My Mama-Bear sized resolution is just as hard.  Eating healthy and exercising.  I’m adding the value of friendship to this one this year.  My best friend and I are doing it together, keeping each other accountable.  We made up a game to it and will have a points system with obvious rewards like a girl’s night or spa day.  I’m excited about it.  Snakin’ Momma WILL become Sexy Momma!  

The Baby-Bear resolutions are the most numerous and easily completed. They are more about self-care instead of hard self-altering goals.   Keeping my nails painted and self-tanner on point and blogging at least every 2 weeks.  Keeping the house tidy & organized (maybe a little harder).  Spending time with Jesus & journaling every day.  

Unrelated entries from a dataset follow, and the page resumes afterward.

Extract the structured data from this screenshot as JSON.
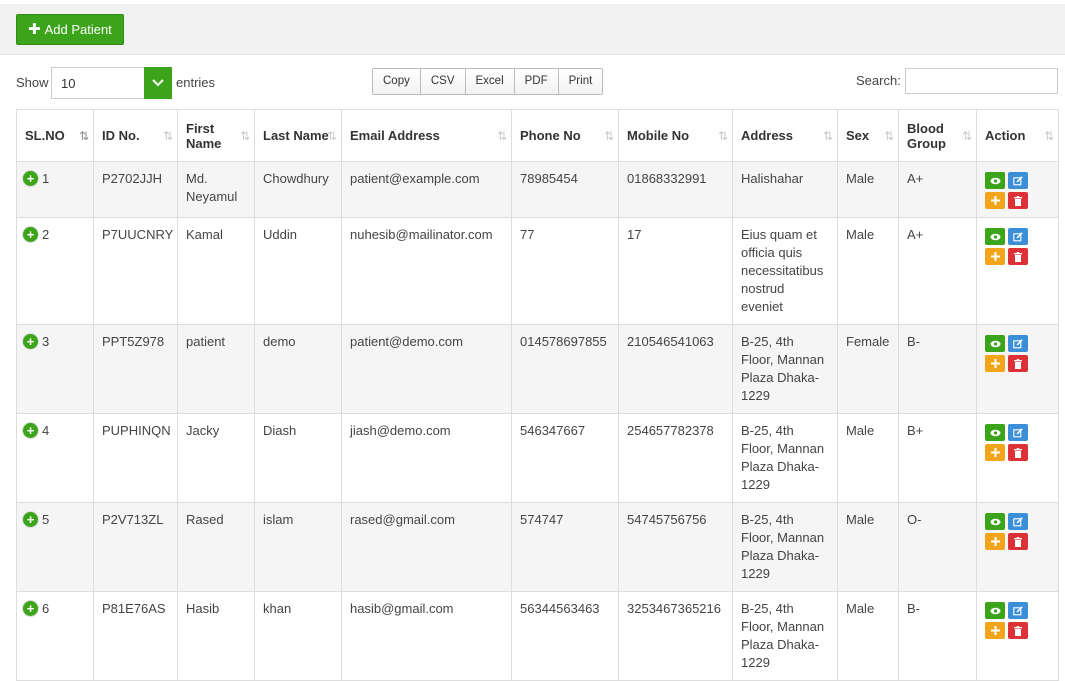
{
  "toolbar": {
    "add_patient_label": "Add Patient"
  },
  "controls": {
    "show_label": "Show",
    "page_length": "10",
    "entries_label": "entries",
    "export_buttons": [
      "Copy",
      "CSV",
      "Excel",
      "PDF",
      "Print"
    ],
    "search_label": "Search:",
    "search_value": ""
  },
  "table": {
    "headers": [
      "SL.NO",
      "ID No.",
      "First Name",
      "Last Name",
      "Email Address",
      "Phone No",
      "Mobile No",
      "Address",
      "Sex",
      "Blood Group",
      "Action"
    ],
    "rows": [
      {
        "sl": "1",
        "id": "P2702JJH",
        "first": "Md. Neyamul",
        "last": "Chowdhury",
        "email": "patient@example.com",
        "phone": "78985454",
        "mobile": "01868332991",
        "address": "Halishahar",
        "sex": "Male",
        "blood": "A+"
      },
      {
        "sl": "2",
        "id": "P7UUCNRY",
        "first": "Kamal",
        "last": "Uddin",
        "email": "nuhesib@mailinator.com",
        "phone": "77",
        "mobile": "17",
        "address": "Eius quam et officia quis necessitatibus nostrud eveniet",
        "sex": "Male",
        "blood": "A+"
      },
      {
        "sl": "3",
        "id": "PPT5Z978",
        "first": "patient",
        "last": "demo",
        "email": "patient@demo.com",
        "phone": "014578697855",
        "mobile": "210546541063",
        "address": "B-25, 4th Floor, Mannan Plaza Dhaka-1229",
        "sex": "Female",
        "blood": "B-"
      },
      {
        "sl": "4",
        "id": "PUPHINQN",
        "first": "Jacky",
        "last": "Diash",
        "email": "jiash@demo.com",
        "phone": "546347667",
        "mobile": "254657782378",
        "address": "B-25, 4th Floor, Mannan Plaza Dhaka-1229",
        "sex": "Male",
        "blood": "B+"
      },
      {
        "sl": "5",
        "id": "P2V713ZL",
        "first": "Rased",
        "last": "islam",
        "email": "rased@gmail.com",
        "phone": "574747",
        "mobile": "54745756756",
        "address": "B-25, 4th Floor, Mannan Plaza Dhaka-1229",
        "sex": "Male",
        "blood": "O-"
      },
      {
        "sl": "6",
        "id": "P81E76AS",
        "first": "Hasib",
        "last": "khan",
        "email": "hasib@gmail.com",
        "phone": "56344563463",
        "mobile": "3253467365216",
        "address": "B-25, 4th Floor, Mannan Plaza Dhaka-1229",
        "sex": "Male",
        "blood": "B-"
      }
    ]
  },
  "icons": {
    "expand": "plus-circle-icon",
    "view": "eye-icon",
    "edit": "pencil-square-icon",
    "add": "plus-icon",
    "delete": "trash-icon",
    "sort": "sort-arrows-icon",
    "dropdown": "chevron-down-icon"
  },
  "colors": {
    "primary_green": "#3ca41a",
    "edit_blue": "#3b8fd8",
    "add_orange": "#f2a51a",
    "delete_red": "#dc3237"
  }
}
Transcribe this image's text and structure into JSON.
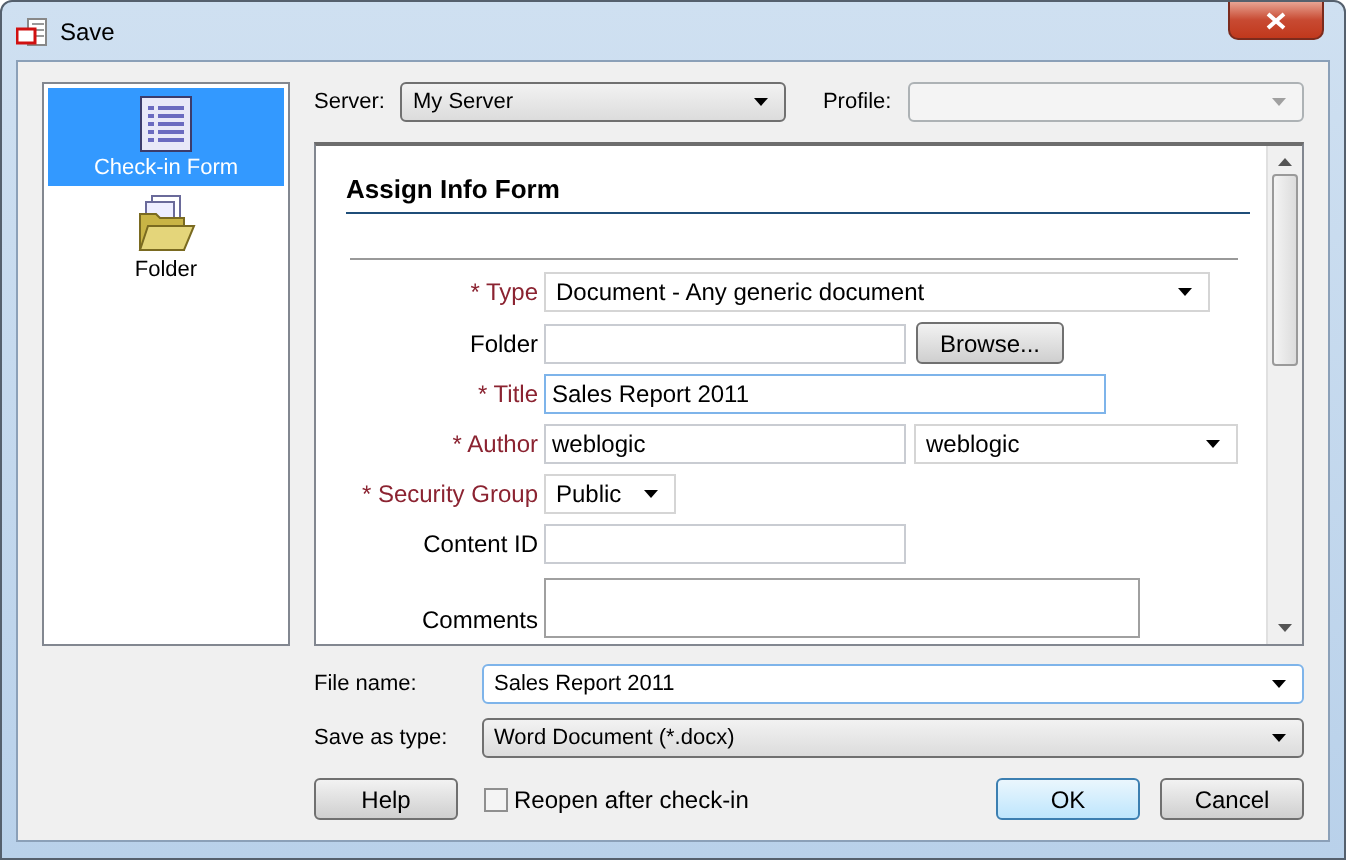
{
  "window": {
    "title": "Save"
  },
  "sidebar": {
    "items": [
      {
        "label": "Check-in Form",
        "selected": true
      },
      {
        "label": "Folder",
        "selected": false
      }
    ]
  },
  "server": {
    "label": "Server:",
    "value": "My Server"
  },
  "profile": {
    "label": "Profile:",
    "disabled": true
  },
  "form": {
    "heading": "Assign Info Form",
    "fields": [
      {
        "kind": "select",
        "marker": "*",
        "label": "Type",
        "value": "Document - Any generic document"
      },
      {
        "kind": "browse",
        "label": "Folder",
        "button": "Browse..."
      },
      {
        "kind": "text",
        "marker": "*",
        "label": "Title",
        "value": "Sales Report 2011",
        "focused": true
      },
      {
        "kind": "text_select",
        "marker": "*",
        "label": "Author",
        "value": "weblogic",
        "select_value": "weblogic"
      },
      {
        "kind": "small_select",
        "marker": "*",
        "label": "Security Group",
        "value": "Public"
      },
      {
        "kind": "short_text",
        "label": "Content ID"
      },
      {
        "kind": "textarea",
        "label": "Comments"
      }
    ]
  },
  "file_name": {
    "label": "File name:",
    "value": "Sales Report 2011"
  },
  "save_as_type": {
    "label": "Save as type:",
    "value": "Word Document (*.docx)"
  },
  "help_button": "Help",
  "reopen": {
    "label": "Reopen after check-in",
    "checked": false
  },
  "buttons": [
    {
      "label": "OK",
      "default": true
    },
    {
      "label": "Cancel",
      "default": false
    }
  ]
}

I’m going to be honest because that is why I love blogging.  2020 wasn’t a bad year for my family.  It was actually a very good year.  Both my husband and I were able to get better jobs that pay us more.  We became closer than ever because we had a tough conversation about separating and came to the same conclusions.  Now because of that understanding, we can love each other better than before and have a deeper desire and confidence in one other.  We discovered a lot of things we still have in common and realized our goals and are now striving for them together.  Our son is a better person than he was a year ago thanks to increased family time.  I think 2021 will be a harder year than in 2020.  Not better or worse, but harder….and a different kind of hard.  Maybe not emotionally, but in a consistent-active-work kind of way.  I will have to work harder in 2021 on a lot of things that were simply easier in 2020.  

I learned more about myself – good & bad things of course.  I also was able to firm up on a lot of things I was on the fence about.  For example, I am more solid in my political views, am even more certain that I hate living in the Land of Lincoln, and convinced that I feel more myself with false lashes, self-tanned skin, and painted nails.  Bad things about myself…I am incredibly selfish, extremely prideful, and horribly lazy.

My selfishness stems from the fact that I simply do not care about others very well.  I don’t ask questions because I could care less.  Yikes.   That has to change.  To love others, you need to care about them, want to learn more about them, want to talk to them for no self-related reason.  I learned all this because I came face to face with people who are the same way, and the havoc of their words and actions affected others in a way that shook me.  I realized I had too much in common with the disgusting behavior and was humbled.

Good things I learned about myself – my skin is a warm tone; hence cool tones look terrible on me.  This was a huge discovery!  I love fashion and makeup and now I have a clear understanding of colors to wear.  I also found the perfect hair color and am praying that the manufactures never stop making it.   

I also learned random things like….

I hate the taste of Rum and love the taste of Gin.

Lunges are the key to better legs.

Not a total homebody like I thought I was

Silence is wisdom

Summer is my favorite season


And experiencing new things like…. Chili Mac.


Another thing I realized is that my blogs do not have to be perfect paragraphs of well-placed words and rhythmic sounding sentences.  They are thoughts that I need to write, that I need to share, that I need to publish.  


How about you?  Will you try again?  Was it a good year?  What did you learn?